На что Лена Замаляева, невозмутима сказала: «Это не кружки, а скорее кольца, а вообще, какие кружки – такая и машина. Властелин, кружков, блин!»
С тех пор прозвище Властелин кружков, намертво приклеилось к Иннокентию Харитоновичу.
Подбегая к работе, Нина в мыслях перебирала все возможные грехи в работе. «О чем он пронюхал? Может, увидел не заполненный журнал посещений кружков? Или забыла заполнить документы на семью? А может, не отправила горящее по срокам письмо? Да черт его знает! Ладно, сейчас все равно уже ничего не исправить, лишь бы недолго бушевал!» – рассуждала Нина.
– Доброе утро, Иннокентий Харитонович! Можно? – Нина заглянула в кабинет директора.
– Зайцева! Ты, похоже, вообще хорошего отношения к себе не помнишь? – начиная багроветь, директор перешел в диапазон ультразвука.
– А что случилось? – еще Нине очень хотелось задать вопрос, про какое хорошее отношение он говорит, но решила благоразумно промолчать.
– Ты почему вчера не пришла вымыть пол на цокольном этаже, а? Или ты думаешь, тебе просто так два процента надбавки к окладу придёт? – маленькие глазки шефа уперлись в Нину. Она с облегчением выдохнула: «Иннокентий Харитонович, я уже сказала вам, что не нужна мне эта прибавка, и пол я мыть не буду. Мы вам до этого говорили, что можно оформить Свету и платить ей одной, но нормальную доплату, она не против такой подработки. Вы ведь знаете, что её недавно муж бросил, она одна с ребенком, и с деньгами у нее швах.

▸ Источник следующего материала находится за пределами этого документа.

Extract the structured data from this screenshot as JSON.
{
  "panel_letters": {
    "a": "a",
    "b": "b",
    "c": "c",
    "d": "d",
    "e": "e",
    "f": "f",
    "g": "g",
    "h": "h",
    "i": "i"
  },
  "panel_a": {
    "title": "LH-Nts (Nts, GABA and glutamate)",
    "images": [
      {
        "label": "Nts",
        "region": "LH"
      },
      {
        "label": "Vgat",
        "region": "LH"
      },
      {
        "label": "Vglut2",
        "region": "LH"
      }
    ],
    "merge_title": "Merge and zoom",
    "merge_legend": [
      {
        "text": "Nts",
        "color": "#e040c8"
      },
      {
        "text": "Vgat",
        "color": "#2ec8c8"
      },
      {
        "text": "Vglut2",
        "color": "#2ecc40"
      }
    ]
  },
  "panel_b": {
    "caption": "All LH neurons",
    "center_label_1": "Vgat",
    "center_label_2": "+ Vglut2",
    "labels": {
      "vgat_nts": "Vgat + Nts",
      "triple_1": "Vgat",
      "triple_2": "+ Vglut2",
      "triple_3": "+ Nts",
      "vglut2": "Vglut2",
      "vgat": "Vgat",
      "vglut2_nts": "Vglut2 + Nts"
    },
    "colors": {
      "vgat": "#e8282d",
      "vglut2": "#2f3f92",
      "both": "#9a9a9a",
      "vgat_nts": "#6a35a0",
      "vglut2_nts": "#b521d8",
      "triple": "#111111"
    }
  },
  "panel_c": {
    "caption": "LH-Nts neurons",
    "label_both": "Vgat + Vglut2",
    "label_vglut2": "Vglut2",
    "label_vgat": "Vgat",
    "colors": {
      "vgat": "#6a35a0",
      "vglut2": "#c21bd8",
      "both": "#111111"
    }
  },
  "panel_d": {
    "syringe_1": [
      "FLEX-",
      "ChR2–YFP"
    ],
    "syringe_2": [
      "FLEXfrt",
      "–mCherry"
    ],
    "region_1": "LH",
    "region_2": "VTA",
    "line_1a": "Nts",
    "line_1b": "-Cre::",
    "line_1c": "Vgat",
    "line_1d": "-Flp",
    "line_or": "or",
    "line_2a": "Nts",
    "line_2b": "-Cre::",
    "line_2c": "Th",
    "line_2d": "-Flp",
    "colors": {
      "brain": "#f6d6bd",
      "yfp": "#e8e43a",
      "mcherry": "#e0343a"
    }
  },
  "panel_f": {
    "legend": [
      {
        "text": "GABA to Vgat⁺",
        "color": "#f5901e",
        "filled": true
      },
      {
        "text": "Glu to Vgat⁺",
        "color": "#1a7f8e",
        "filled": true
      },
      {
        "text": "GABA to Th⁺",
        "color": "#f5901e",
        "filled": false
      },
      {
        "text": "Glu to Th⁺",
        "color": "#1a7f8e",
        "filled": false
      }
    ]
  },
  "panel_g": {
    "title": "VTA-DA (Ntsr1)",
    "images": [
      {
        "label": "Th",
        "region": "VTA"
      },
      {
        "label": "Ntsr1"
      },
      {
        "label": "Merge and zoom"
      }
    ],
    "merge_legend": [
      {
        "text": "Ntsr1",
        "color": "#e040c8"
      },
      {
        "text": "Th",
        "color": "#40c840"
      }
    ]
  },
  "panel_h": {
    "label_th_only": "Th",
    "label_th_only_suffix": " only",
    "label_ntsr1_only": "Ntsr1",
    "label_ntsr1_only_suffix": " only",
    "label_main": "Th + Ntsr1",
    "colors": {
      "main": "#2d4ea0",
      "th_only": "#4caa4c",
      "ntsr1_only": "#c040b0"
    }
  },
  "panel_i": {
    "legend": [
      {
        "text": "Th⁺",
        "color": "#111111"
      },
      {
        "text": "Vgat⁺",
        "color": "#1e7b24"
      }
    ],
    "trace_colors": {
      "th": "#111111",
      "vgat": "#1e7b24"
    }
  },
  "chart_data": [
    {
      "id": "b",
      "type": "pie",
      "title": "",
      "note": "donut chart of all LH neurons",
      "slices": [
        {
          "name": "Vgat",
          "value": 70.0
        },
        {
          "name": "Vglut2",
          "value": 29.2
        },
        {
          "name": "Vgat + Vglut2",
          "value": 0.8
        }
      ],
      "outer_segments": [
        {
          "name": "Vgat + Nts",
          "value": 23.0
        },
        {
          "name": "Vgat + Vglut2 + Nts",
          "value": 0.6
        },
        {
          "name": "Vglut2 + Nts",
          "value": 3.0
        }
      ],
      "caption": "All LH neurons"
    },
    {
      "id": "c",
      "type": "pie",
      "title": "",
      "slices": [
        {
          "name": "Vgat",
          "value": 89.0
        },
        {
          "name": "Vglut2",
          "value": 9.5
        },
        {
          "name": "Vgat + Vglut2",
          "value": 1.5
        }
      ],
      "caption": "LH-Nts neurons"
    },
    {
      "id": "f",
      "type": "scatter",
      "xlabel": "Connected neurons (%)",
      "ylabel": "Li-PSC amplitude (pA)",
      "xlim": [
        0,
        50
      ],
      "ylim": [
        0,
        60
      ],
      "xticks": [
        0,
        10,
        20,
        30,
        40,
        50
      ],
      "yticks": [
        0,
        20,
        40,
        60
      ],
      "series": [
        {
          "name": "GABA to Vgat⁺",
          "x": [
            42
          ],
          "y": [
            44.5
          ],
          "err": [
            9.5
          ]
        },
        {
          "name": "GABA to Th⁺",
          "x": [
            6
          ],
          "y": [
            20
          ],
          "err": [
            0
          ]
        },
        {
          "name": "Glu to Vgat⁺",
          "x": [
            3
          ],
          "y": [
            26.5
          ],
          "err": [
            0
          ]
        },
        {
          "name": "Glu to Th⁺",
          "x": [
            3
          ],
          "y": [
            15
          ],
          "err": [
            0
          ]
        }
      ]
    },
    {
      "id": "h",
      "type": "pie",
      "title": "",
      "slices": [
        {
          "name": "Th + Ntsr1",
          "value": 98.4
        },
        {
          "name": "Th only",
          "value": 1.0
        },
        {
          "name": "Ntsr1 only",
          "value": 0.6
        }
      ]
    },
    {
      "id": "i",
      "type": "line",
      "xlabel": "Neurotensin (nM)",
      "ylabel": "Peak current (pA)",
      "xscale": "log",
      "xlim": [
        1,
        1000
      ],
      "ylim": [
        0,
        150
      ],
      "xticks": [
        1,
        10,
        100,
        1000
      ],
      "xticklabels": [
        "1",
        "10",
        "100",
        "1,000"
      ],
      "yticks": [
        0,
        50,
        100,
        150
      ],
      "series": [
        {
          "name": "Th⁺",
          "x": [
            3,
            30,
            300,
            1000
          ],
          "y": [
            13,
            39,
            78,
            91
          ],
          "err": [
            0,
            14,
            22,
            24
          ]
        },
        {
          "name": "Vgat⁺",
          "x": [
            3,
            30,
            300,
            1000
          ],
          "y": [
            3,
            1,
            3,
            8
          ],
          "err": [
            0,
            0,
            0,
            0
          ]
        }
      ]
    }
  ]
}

– Я, я здесь директор! И я буду решать: кому мыть пол, и сколько, и кому платить! А если тебя Зайцева что-то не устраивает, то я тебя не держу! – последняя стадия гнева не заставила себя ждать, и слюни полетели в разные стороны.
– Отлично, значит, я увольняюсь! Это лучше, чем терпеть ваш климакс, и противные слюни, которые летят во все стороны! Достали! – Нина быстро схватила бумагу, и пока не пришло сожаление о сказанном, написала заявление. Бросив бумагу на стол шефа, отправилась собирать вещи.
– Да что ты о себе возомнила! Кому ты нужна… – вопли шефа летели по коридору, но для Нины они уже значили не больше, чем скрип двери.
– Доброе утро, девочки! Я уволилась! – проговорила Нина, все еще не веря в то, что сделала.